In the field of textiles it is often necessary to collect moist or wet multifilament continuous linear material into a "wet" wound package. But such practice, while necessary, gives rise to a myriad of difficulties since the linear material must eventually be dried.
For example, it has been the practice to protect glass filaments in glass filament forming operations by applying both water and a liquid sizing or other protective liquid to them before they are combined into a bundle or strand for collection into a wound package of wet glass strand. This practice requires subsequent package drying, and product problems ensuing from such drying. But the very nature of glass filaments demands application of a protective liquid before the filaments are combined into a strand; unprotected glass filaments tend to abrade each other upon contact. So processes forming glass filaments must apply a protectve coating to the glass filaments before combining them into a bundle.

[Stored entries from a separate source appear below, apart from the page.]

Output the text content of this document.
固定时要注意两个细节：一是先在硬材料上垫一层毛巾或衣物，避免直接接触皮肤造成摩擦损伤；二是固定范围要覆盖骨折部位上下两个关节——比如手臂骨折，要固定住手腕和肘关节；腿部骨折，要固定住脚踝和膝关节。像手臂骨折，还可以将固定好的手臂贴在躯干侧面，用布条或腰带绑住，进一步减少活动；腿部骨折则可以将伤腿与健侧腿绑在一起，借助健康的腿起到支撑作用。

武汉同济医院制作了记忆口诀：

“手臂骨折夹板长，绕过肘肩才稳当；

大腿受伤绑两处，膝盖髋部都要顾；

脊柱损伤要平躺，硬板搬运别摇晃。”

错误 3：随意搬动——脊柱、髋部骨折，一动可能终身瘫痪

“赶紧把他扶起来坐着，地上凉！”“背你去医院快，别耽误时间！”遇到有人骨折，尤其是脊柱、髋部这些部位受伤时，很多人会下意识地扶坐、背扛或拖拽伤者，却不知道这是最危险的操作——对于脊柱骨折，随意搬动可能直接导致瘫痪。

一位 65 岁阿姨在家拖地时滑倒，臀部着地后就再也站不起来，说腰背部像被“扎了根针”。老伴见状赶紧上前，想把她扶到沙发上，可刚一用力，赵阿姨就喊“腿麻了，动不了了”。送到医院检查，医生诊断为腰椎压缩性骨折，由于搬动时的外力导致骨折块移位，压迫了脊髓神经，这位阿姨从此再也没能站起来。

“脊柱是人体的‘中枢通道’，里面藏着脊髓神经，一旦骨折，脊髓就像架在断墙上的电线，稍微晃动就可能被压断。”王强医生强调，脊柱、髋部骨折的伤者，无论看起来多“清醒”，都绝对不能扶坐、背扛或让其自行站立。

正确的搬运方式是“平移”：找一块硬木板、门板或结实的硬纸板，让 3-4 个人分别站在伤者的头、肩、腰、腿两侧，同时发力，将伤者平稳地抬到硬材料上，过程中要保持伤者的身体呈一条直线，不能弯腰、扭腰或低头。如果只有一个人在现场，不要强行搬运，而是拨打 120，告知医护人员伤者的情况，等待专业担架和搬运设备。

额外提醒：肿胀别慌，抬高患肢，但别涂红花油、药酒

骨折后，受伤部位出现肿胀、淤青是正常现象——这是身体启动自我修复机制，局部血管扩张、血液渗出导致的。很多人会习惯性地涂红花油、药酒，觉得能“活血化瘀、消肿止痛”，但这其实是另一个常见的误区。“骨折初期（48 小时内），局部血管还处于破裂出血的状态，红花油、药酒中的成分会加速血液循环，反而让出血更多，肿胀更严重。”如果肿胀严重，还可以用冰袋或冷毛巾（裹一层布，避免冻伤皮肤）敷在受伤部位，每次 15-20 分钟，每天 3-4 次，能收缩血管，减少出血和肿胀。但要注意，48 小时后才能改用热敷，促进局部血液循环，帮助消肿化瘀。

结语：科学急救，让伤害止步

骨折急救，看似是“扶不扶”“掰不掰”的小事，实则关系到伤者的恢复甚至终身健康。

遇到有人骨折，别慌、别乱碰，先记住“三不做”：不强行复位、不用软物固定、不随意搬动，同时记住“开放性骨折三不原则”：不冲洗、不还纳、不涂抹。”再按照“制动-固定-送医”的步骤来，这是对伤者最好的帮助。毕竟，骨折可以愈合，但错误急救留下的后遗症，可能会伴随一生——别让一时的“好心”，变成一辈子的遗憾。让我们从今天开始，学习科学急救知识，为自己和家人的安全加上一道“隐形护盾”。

Prior practices use bulk drying techniques to dry wet glass strand packages. This conventional drying takes a long time, and causes migration of solids in the sizing or coating to the periphery of the packages. Liquid moves outward to the periphery of the packages for evaporation; such movement tends to move solids to the periphery of the package. So solids tend to concentrate nearer the periphery of the package.
Consequently, strands from packages dried using prior bulk drying techniques have a nonuniform amount of solids along their lengths. And these strands are not fully satisfactory because the properties of the strands are not uniform along their lengths.
Dried packages of glass strand are ready for additional processing. The type of additional processing depends on the end use of strand. Glass strands suitable for textile application commonly pass through twisting and plying operations. Glass strands for use as a reinforcement for materials such as plastics may be combined into a multiple strand roving.
As one can appreciate, conventional package drying operations are cumbersome and not wholly satisfactory. Migration of solids effected during package drying produces a strand that does not have a uniform sizing treatment along its length. Then too, when wet strand collected into a package and subsequently dried, cohesive force of the sizing tends to cohere adjacent strands together. And this tends to cause strand breakage during subsequent processing when strand is withdrawn from the package.
There has been a pressing need for improvement.